Some of LA’s detractors think of analytics as robotic-like, doling out canned answers to complex student issues. But, as recent events such as the ELI 2012 spring focus session and the 2012 Learning Analytics and Knowledge conference have shown,  the first generation of LA systems are already providing useful information that can contribute to student success.
And it would be a mistake to underestimate just how far analytics technology could go in providing insight into learning. It goes beyond winning at chess and Jeopardy: computers can now learn to recognize when people are frustrated and to tutor students in math. There has never been a tool with more potential to assist us in the enterprise of educating students. It seems reasonable to expect that, over time, learning analytics will move beyond counting and enable us to provide more sophisticated results.
What's more, it could inform and therefor improve "human" interventions. Successful retention and student support via learning analytics (still) requires a high touch approach. At some universities, faculty make phone calls to students that are struggling in their courses. At others, a retention specialist designs a plan to support students that are not succeeding. What if we could take interventions one step further and explore a just-in-time course design model? Could we build an analytics tools for course designers, for instance? Could we agree that some portion of the course is the domain of the instructor and some is the domain of the designer?

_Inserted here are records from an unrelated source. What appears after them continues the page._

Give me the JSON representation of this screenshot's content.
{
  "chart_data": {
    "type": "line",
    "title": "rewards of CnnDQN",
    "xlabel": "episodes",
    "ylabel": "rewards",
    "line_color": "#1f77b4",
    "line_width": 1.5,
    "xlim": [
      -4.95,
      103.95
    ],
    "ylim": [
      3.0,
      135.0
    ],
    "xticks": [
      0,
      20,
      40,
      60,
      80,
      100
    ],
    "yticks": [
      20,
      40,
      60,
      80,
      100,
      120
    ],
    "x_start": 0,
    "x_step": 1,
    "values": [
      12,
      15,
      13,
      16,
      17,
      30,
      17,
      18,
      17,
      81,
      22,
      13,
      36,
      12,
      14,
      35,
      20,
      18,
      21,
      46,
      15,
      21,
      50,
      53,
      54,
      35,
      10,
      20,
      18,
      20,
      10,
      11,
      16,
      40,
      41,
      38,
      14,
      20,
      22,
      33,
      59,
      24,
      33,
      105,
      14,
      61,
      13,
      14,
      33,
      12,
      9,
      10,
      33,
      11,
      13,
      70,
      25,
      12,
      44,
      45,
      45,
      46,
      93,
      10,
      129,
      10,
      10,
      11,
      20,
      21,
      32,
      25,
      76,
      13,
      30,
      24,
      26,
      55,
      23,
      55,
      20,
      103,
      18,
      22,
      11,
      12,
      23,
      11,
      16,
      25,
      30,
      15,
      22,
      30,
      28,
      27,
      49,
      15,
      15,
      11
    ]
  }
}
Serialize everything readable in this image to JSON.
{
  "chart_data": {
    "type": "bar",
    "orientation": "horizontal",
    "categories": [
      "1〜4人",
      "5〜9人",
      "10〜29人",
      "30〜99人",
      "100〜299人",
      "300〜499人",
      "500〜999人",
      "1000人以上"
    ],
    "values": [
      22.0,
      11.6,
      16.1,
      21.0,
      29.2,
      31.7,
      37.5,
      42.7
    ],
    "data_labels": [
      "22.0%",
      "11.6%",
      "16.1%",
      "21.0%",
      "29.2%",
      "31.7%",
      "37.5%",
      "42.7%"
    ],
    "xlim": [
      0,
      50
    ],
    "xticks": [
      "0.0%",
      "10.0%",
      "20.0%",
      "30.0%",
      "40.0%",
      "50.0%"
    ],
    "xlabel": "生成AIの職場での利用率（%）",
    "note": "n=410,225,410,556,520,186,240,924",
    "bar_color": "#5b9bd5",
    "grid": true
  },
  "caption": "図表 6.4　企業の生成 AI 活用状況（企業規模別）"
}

If we could disaggregate the instructional function, a designer could make adjustments to portions of the course that are not functioning properly for students in a particular course while also freeing up faculty time to do other things.  
On the other hand, we cannot and should not use LA to abrogate our responsibilities in making decisions in our role as educators.  At the 2012 ELI SFS, George Siemens made an important distinction, remarking that “all the important stuff with analytics happens…after we’ve done the analytics.” To use a medical analogy, LA delivers symptoms; it is still up to us as educators to make the diagnosis and suggest a remedy.  The wisdom that we seek is knowing when to relinquish control and when not to.  This will require all of us, working as a community over time, to figure out.
In the end, we need to be clear about what we want LA to do for us. Does it or should it:

  • measure learning?
  • give feedback which can be used by instructors for continual and even near real-time improvement?
  • provide a way of detecting students who are in trouble and then assisting them with effective interventions?

While LA can be many of those things, it is not yet clear if it can be ALL of those things. It could be that supporting the student "now," in the immediate sense, requires many more resources than before and more resources than we have now. Are we resourced to be able to provide this kind of support and what models (intervention by whom) can we afford and make the most sense? Just how far LA can go is something that will require all of us, working as a community, to figure out.